TheAgentCompany: Benchmarking LLM Agents on Consequential Real World Tasks (2412.14161v1)

Published 18 Dec 2024 in cs.CL

Abstract: We interact with computers on an everyday basis, be it in everyday life or work, and many aspects of work can be done entirely with access to a computer and the Internet. At the same time, thanks to improvements in LLMs, there has also been a rapid development in AI agents that interact with and affect change in their surrounding environments. But how performant are AI agents at helping to accelerate or even autonomously perform work-related tasks? The answer to this question has important implications for both industry looking to adopt AI into their workflows, and for economic policy to understand the effects that adoption of AI may have on the labor market. To measure the progress of these LLM agents' performance on performing real-world professional tasks, in this paper, we introduce TheAgentCompany, an extensible benchmark for evaluating AI agents that interact with the world in similar ways to those of a digital worker: by browsing the Web, writing code, running programs, and communicating with other coworkers. We build a self-contained environment with internal web sites and data that mimics a small software company environment, and create a variety of tasks that may be performed by workers in such a company. We test baseline agents powered by both closed API-based and open-weights LLMs (LMs), and find that with the most competitive agent, 24% of the tasks can be completed autonomously. This paints a nuanced picture on task automation with LM agents -- in a setting simulating a real workplace, a good portion of simpler tasks could be solved autonomously, but more difficult long-horizon tasks are still beyond the reach of current systems.

PDF HTML Abstract

An Evaluation Framework for LLM Agents in Professional Contexts

The paper "TheAgentCompany: Benchmarking LLM Agents on Consequential Real World Tasks" presents a novel evaluation framework intended to rigorously assess the capabilities of AI agents, particularly those powered by LLMs, in performing tasks characteristic of digital work environments. This research is rooted in the escalating integration of AI into workflows across industries, accentuated by the improvements in LLMs that promise to automate a spectrum of work-related tasks. The principal contribution of this work is the introduction of TheAgentCompany, a comprehensive benchmark designed to systematically evaluate AI agents through a series of professional tasks modeled after a digital workplace.
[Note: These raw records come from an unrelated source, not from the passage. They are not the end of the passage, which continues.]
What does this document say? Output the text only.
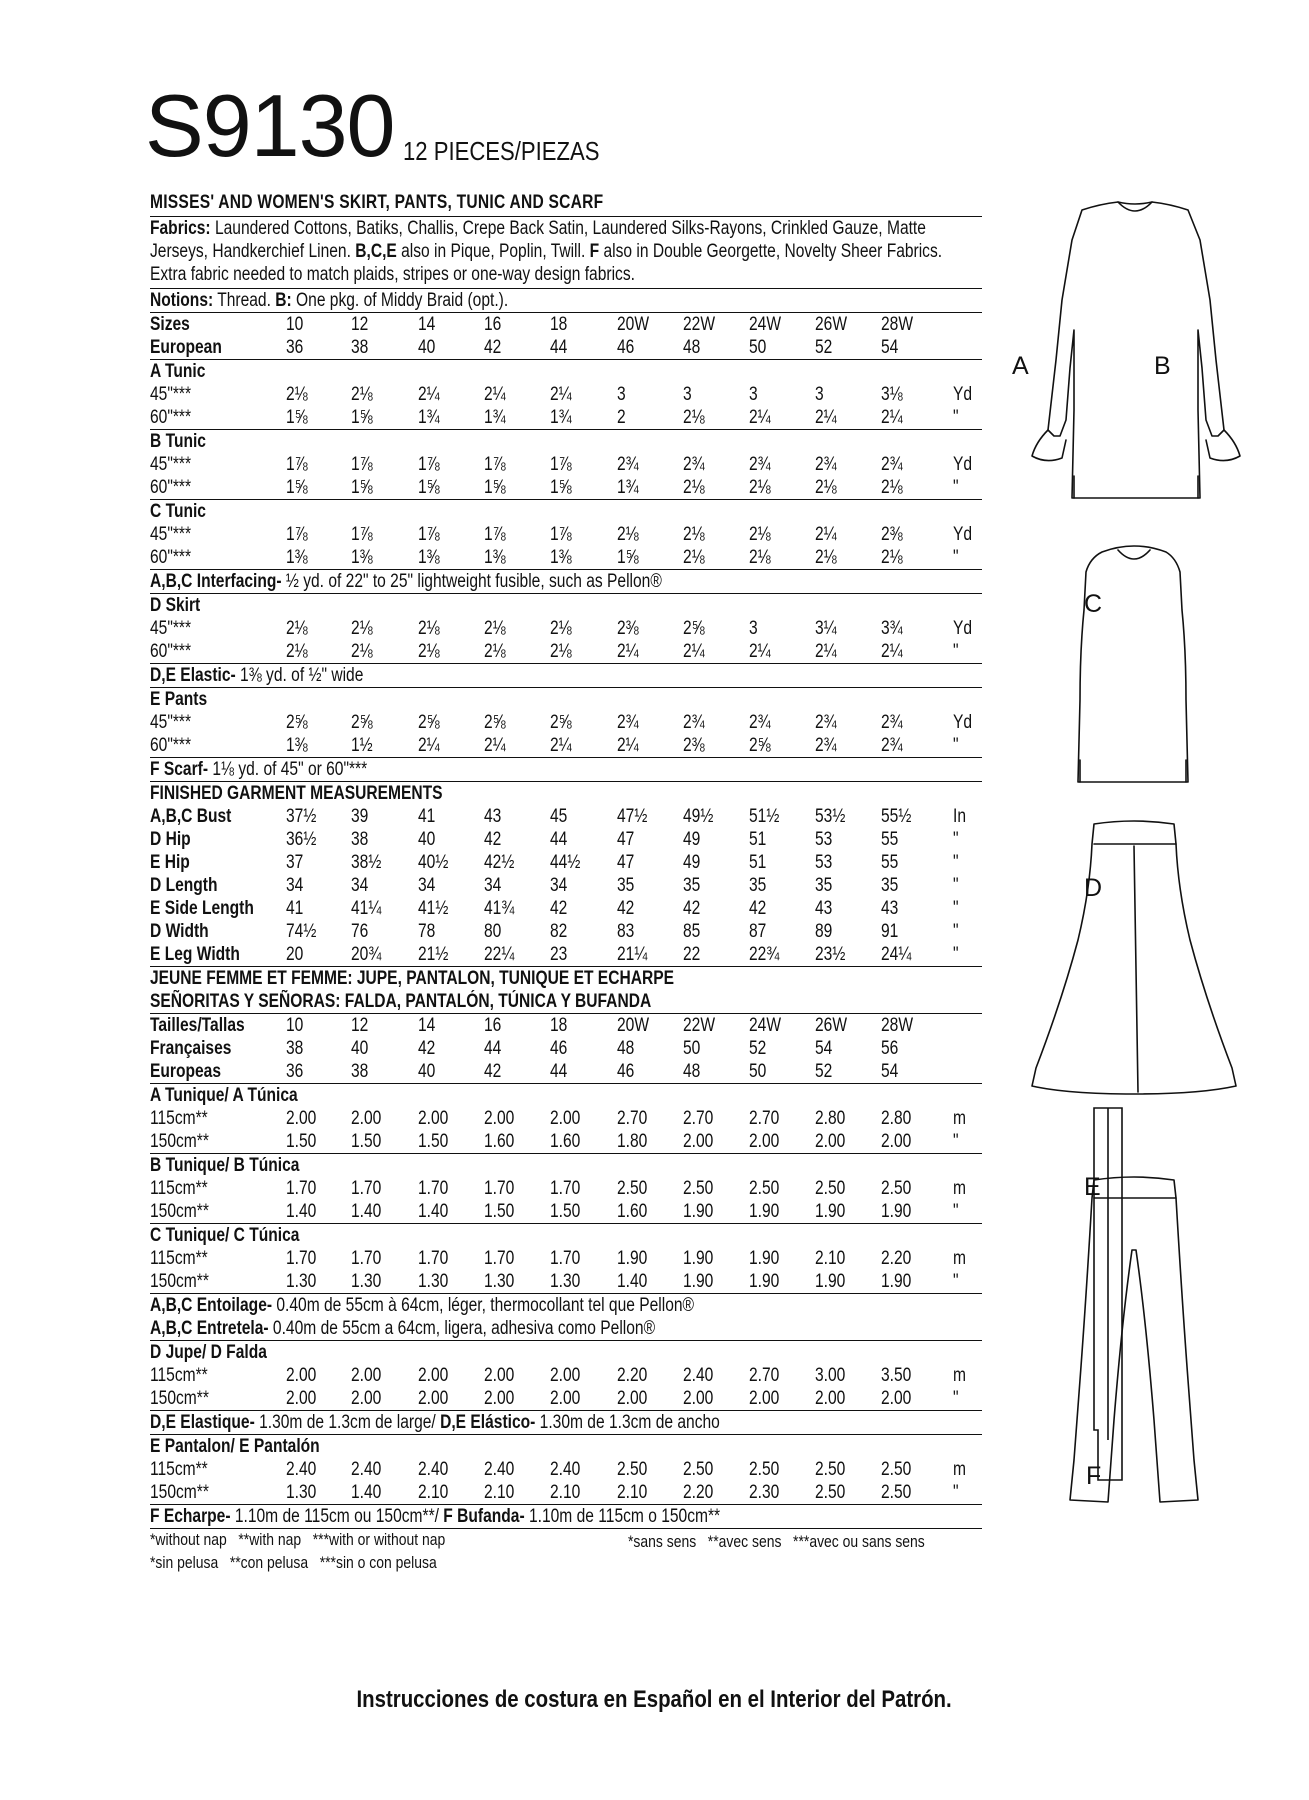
S9130 12 PIECES/PIEZAS
MISSES' AND WOMEN'S SKIRT, PANTS, TUNIC AND SCARF
Fabrics: Laundered Cottons, Batiks, Challis, Crepe Back Satin, Laundered Silks-Rayons, Crinkled Gauze, Matte Jerseys, Handkerchief Linen. B,C,E also in Pique, Poplin, Twill. F also in Double Georgette, Novelty Sheer Fabrics. Extra fabric needed to match plaids, stripes or one-way design fabrics.
Notions: Thread. B: One pkg. of Middy Braid (opt.).
Sizes	10	12	14	16	18	20W 22W 24W 26W 28W
European	36	38	40	42	44	46	48	50	52	54
A Tunic
45"***	2⅛ 2⅛ 2¼ 2¼ 2¼ 3	3	3	3	3⅛	Yd
60"***	1⅝ 1⅝ 1¾ 1¾ 1¾ 2	2⅛ 2¼ 2¼ 2¼	"
B Tunic
45"***	1⅞ 1⅞ 1⅞ 1⅞ 1⅞ 2¾ 2¾ 2¾ 2¾ 2¾	Yd
60"***	1⅝ 1⅝ 1⅝ 1⅝ 1⅝ 1¾ 2⅛ 2⅛ 2⅛ 2⅛	"
C Tunic
45"***	1⅞ 1⅞ 1⅞ 1⅞ 1⅞ 2⅛ 2⅛ 2⅛ 2¼ 2⅜	Yd
60"***	1⅜ 1⅜ 1⅜ 1⅜ 1⅜ 1⅝ 2⅛ 2⅛ 2⅛ 2⅛	"
A,B,C Interfacing- ½ yd. of 22" to 25" lightweight fusible, such as Pellon®
D Skirt
45"***	2⅛ 2⅛ 2⅛ 2⅛ 2⅛ 2⅜ 2⅝ 3	3¼ 3¾	Yd
60"***	2⅛ 2⅛ 2⅛ 2⅛ 2⅛ 2¼ 2¼ 2¼ 2¼ 2¼	"
D,E Elastic- 1⅜ yd. of ½" wide
E Pants
45"***	2⅝ 2⅝ 2⅝ 2⅝ 2⅝ 2¾ 2¾ 2¾ 2¾ 2¾	Yd
60"***	1⅜ 1½ 2¼ 2¼ 2¼ 2¼ 2⅜ 2⅝ 2¾ 2¾	"
F Scarf- 1⅛ yd. of 45" or 60"***
FINISHED GARMENT MEASUREMENTS
A,B,C Bust	37½ 39	41	43	45	47½ 49½ 51½ 53½ 55½ In
D Hip	36½ 38	40	42	44	47	49	51	53	55	"
E Hip	37	38½ 40½ 42½ 44½ 47	49	51	53	55	"
D Length	34	34	34	34	34	35	35	35	35	35	"
E Side Length 41	41¼ 41½ 41¾ 42	42	42	42	43	43	"
D Width	74½ 76	78	80	82	83	85	87	89	91	"
E Leg Width 20	20¾ 21½ 22¼ 23	21¼ 22	22¾ 23½ 24¼ "
JEUNE FEMME ET FEMME: JUPE, PANTALON, TUNIQUE ET ECHARPE
SEÑORITAS Y SEÑORAS: FALDA, PANTALÓN, TÚNICA Y BUFANDA
Tailles/Tallas 10	12	14	16	18	20W 22W 24W 26W 28W
Françaises	38	40	42	44	46	48	50	52	54	56
Europeas	36	38	40	42	44	46	48	50	52	54
A Tunique/ A Túnica
115cm**	2.00 2.00 2.00 2.00 2.00 2.70 2.70 2.70 2.80 2.80 m
150cm**	1.50 1.50 1.50 1.60 1.60 1.80 2.00 2.00 2.00 2.00 "
B Tunique/ B Túnica
115cm**	1.70 1.70 1.70 1.70 1.70 2.50 2.50 2.50 2.50 2.50 m
150cm**	1.40 1.40 1.40 1.50 1.50 1.60 1.90 1.90 1.90 1.90 "
C Tunique/ C Túnica
115cm**	1.70 1.70 1.70 1.70 1.70 1.90 1.90 1.90 2.10 2.20 m
150cm**	1.30 1.30 1.30 1.30 1.30 1.40 1.90 1.90 1.90 1.90 "
A,B,C Entoilage- 0.40m de 55cm à 64cm, léger, thermocollant tel que Pellon®
A,B,C Entretela- 0.40m de 55cm a 64cm, ligera, adhesiva como Pellon®
D Jupe/ D Falda
115cm**	2.00 2.00 2.00 2.00 2.00 2.20 2.40 2.70 3.00 3.50 m
150cm**	2.00 2.00 2.00 2.00 2.00 2.00 2.00 2.00 2.00 2.00 "
D,E Elastique- 1.30m de 1.3cm de large/ D,E Elástico- 1.30m de 1.3cm de ancho
E Pantalon/ E Pantalón
115cm**	2.40 2.40 2.40 2.40 2.40 2.50 2.50 2.50 2.50 2.50 m
150cm**	1.30 1.40 2.10 2.10 2.10 2.10 2.20 2.30 2.50 2.50 "
F Echarpe- 1.10m de 115cm ou 150cm**/ F Bufanda- 1.10m de 115cm o 150cm**
*without nap   **with nap   ***with or without nap	*sans sens   **avec sens   ***avec ou sans sens
*sin pelusa   **con pelusa   ***sin o con pelusa
Instrucciones de costura en Español en el Interior del Patrón.
A	B
C
D
E
F
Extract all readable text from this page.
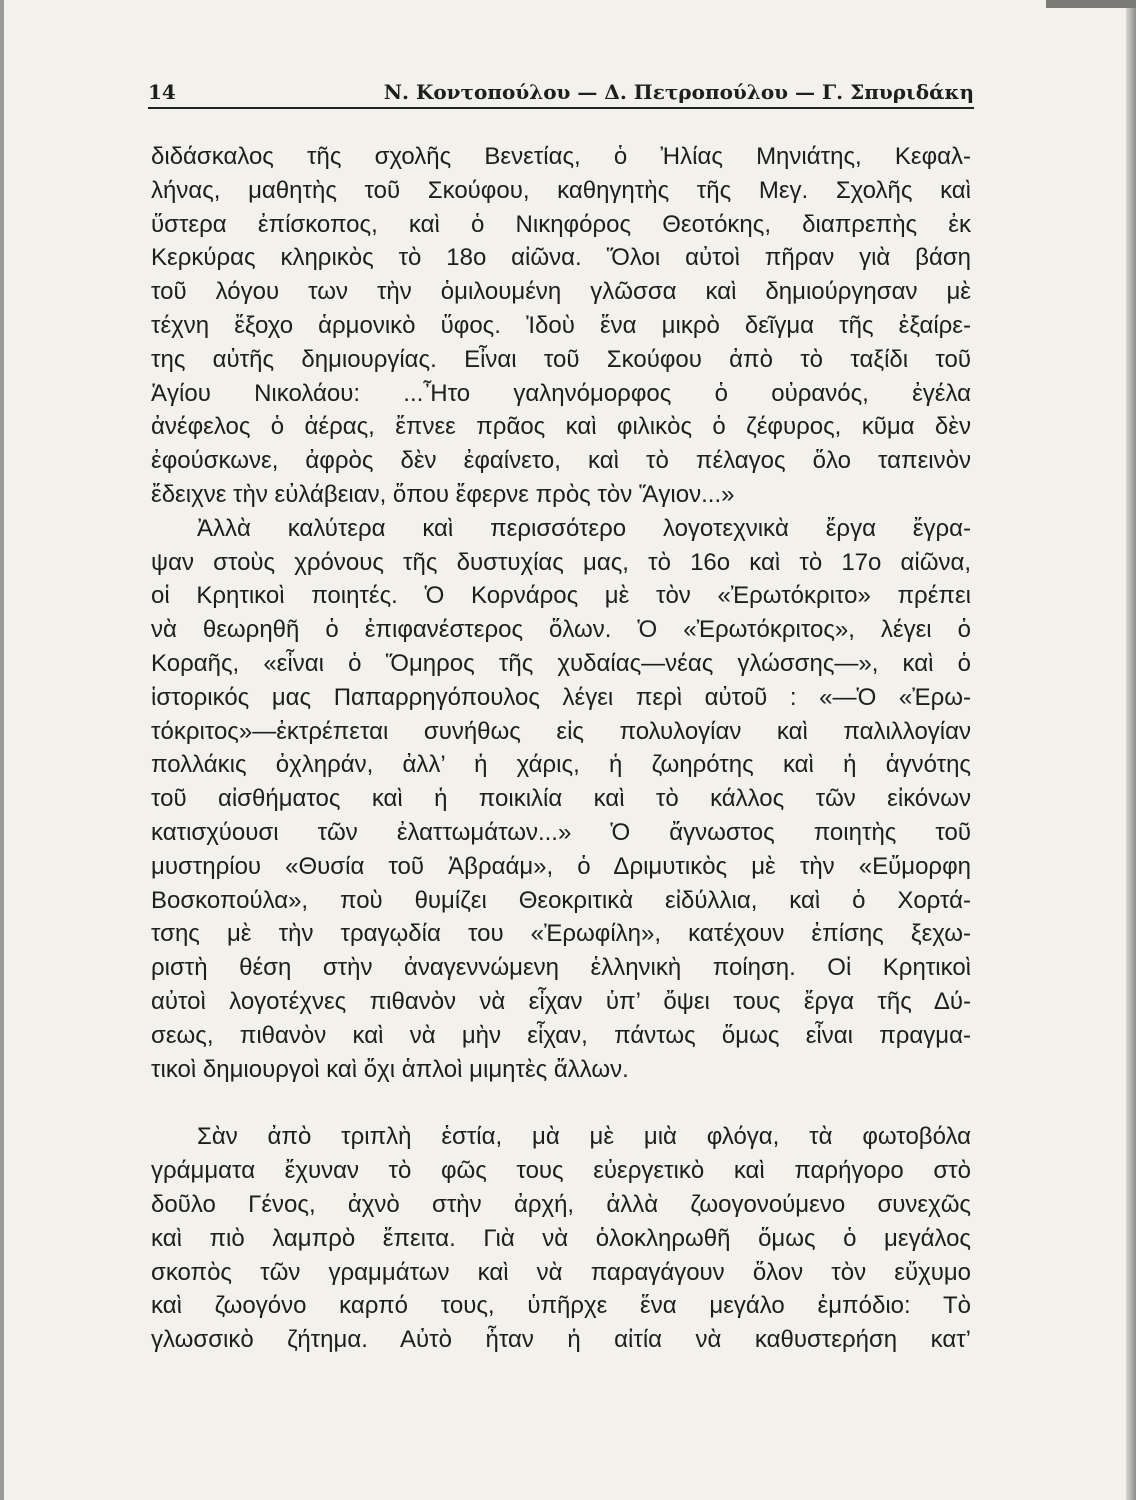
14	Ν. Κοντοπούλου — Δ. Πετροπούλου — Γ. Σπυριδάκη
διδάσκαλος τῆς σχολῆς Βενετίας, ὁ Ἠλίας Μηνιάτης, Κεφαλ-
λήνας, μαθητὴς τοῦ Σκούφου, καθηγητὴς τῆς Μεγ. Σχολῆς καὶ
ὕστερα ἐπίσκοπος, καὶ ὁ Νικηφόρος Θεοτόκης, διαπρεπὴς ἐκ
Κερκύρας κληρικὸς τὸ 18ο αἰῶνα. Ὅλοι αὐτοὶ πῆραν γιὰ βάση
τοῦ λόγου των τὴν ὁμιλουμένη γλῶσσα καὶ δημιούργησαν μὲ
τέχνη ἔξοχο ἁρμονικὸ ὕφος. Ἰδοὺ ἕνα μικρὸ δεῖγμα τῆς ἐξαίρε-
της αὐτῆς δημιουργίας. Εἶναι τοῦ Σκούφου ἀπὸ τὸ ταξίδι τοῦ
Ἁγίου Νικολάου: ...Ἦτο γαληνόμορφος ὁ οὐρανός, ἐγέλα
ἀνέφελος ὁ ἀέρας, ἔπνεε πρᾶος καὶ φιλικὸς ὁ ζέφυρος, κῦμα δὲν
ἐφούσκωνε, ἀφρὸς δὲν ἐφαίνετο, καὶ τὸ πέλαγος ὅλο ταπεινὸν
ἔδειχνε τὴν εὐλάβειαν, ὅπου ἔφερνε πρὸς τὸν Ἅγιον...»
Ἀλλὰ καλύτερα καὶ περισσότερο λογοτεχνικὰ ἔργα ἔγρα-
ψαν στοὺς χρόνους τῆς δυστυχίας μας, τὸ 16ο καὶ τὸ 17ο αἰῶνα,
οἱ Κρητικοὶ ποιητές. Ὁ Κορνάρος μὲ τὸν «Ἐρωτόκριτο» πρέπει
νὰ θεωρηθῆ ὁ ἐπιφανέστερος ὅλων. Ὁ «Ἐρωτόκριτος», λέγει ὁ
Κοραῆς, «εἶναι ὁ Ὅμηρος τῆς χυδαίας—νέας γλώσσης—», καὶ ὁ
ἱστορικός μας Παπαρρηγόπουλος λέγει περὶ αὐτοῦ : «—Ὁ «Ἐρω-
τόκριτος»—ἐκτρέπεται συνήθως εἰς πολυλογίαν καὶ παλιλλογίαν
πολλάκις ὀχληράν, ἀλλ’ ἡ χάρις, ἡ ζωηρότης καὶ ἡ ἁγνότης
τοῦ αἰσθήματος καὶ ἡ ποικιλία καὶ τὸ κάλλος τῶν εἰκόνων
κατισχύουσι τῶν ἐλαττωμάτων...» Ὁ ἄγνωστος ποιητὴς τοῦ
μυστηρίου «Θυσία τοῦ Ἀβραάμ», ὁ Δριμυτικὸς μὲ τὴν «Εὔμορφη
Βοσκοπούλα», ποὺ θυμίζει Θεοκριτικὰ εἰδύλλια, καὶ ὁ Χορτά-
τσης μὲ τὴν τραγῳδία του «Ἐρωφίλη», κατέχουν ἐπίσης ξεχω-
ριστὴ θέση στὴν ἀναγεννώμενη ἑλληνικὴ ποίηση. Οἱ Κρητικοὶ
αὐτοὶ λογοτέχνες πιθανὸν νὰ εἶχαν ὑπ’ ὄψει τους ἔργα τῆς Δύ-
σεως, πιθανὸν καὶ νὰ μὴν εἶχαν, πάντως ὅμως εἶναι πραγμα-
τικοὶ δημιουργοὶ καὶ ὄχι ἁπλοὶ μιμητὲς ἄλλων.
Σὰν ἀπὸ τριπλὴ ἑστία, μὰ μὲ μιὰ φλόγα, τὰ φωτοβόλα
γράμματα ἔχυναν τὸ φῶς τους εὐεργετικὸ καὶ παρήγορο στὸ
δοῦλο Γένος, ἀχνὸ στὴν ἀρχή, ἀλλὰ ζωογονούμενο συνεχῶς
καὶ πιὸ λαμπρὸ ἔπειτα. Γιὰ νὰ ὁλοκληρωθῆ ὅμως ὁ μεγάλος
σκοπὸς τῶν γραμμάτων καὶ νὰ παραγάγουν ὅλον τὸν εὔχυμο
καὶ ζωογόνο καρπό τους, ὑπῆρχε ἕνα μεγάλο ἐμπόδιο: Τὸ
γλωσσικὸ ζήτημα. Αὐτὸ ἦταν ἡ αἰτία νὰ καθυστερήση κατ’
Framework Design and Methodology

TheAgentCompany creates a controlled, reproducible environment that simulates operations within a small software company. This includes access to self-contained internal websites and databases, enabling tasks to be carried out that mirror those of a digital worker. Key activities for agents include browsing the web, coding, executing programs, and engaging in communications with simulated colleagues. This environment is designed to address a notable gap in existing benchmarks, which often lack the complexity or realism needed to authentically assess an AI's efficacy in typical professional settings.

In setting up the environment, the authors prioritize a range of interface interactions that an AI might need in a real-world context, including using Python scripts, web browsers, and chat platforms. Moreover, the benchmark incorporates tasks from various domains such as software engineering, project management, finance, and human resources, thereby providing a diverse set of challenges for AI agents.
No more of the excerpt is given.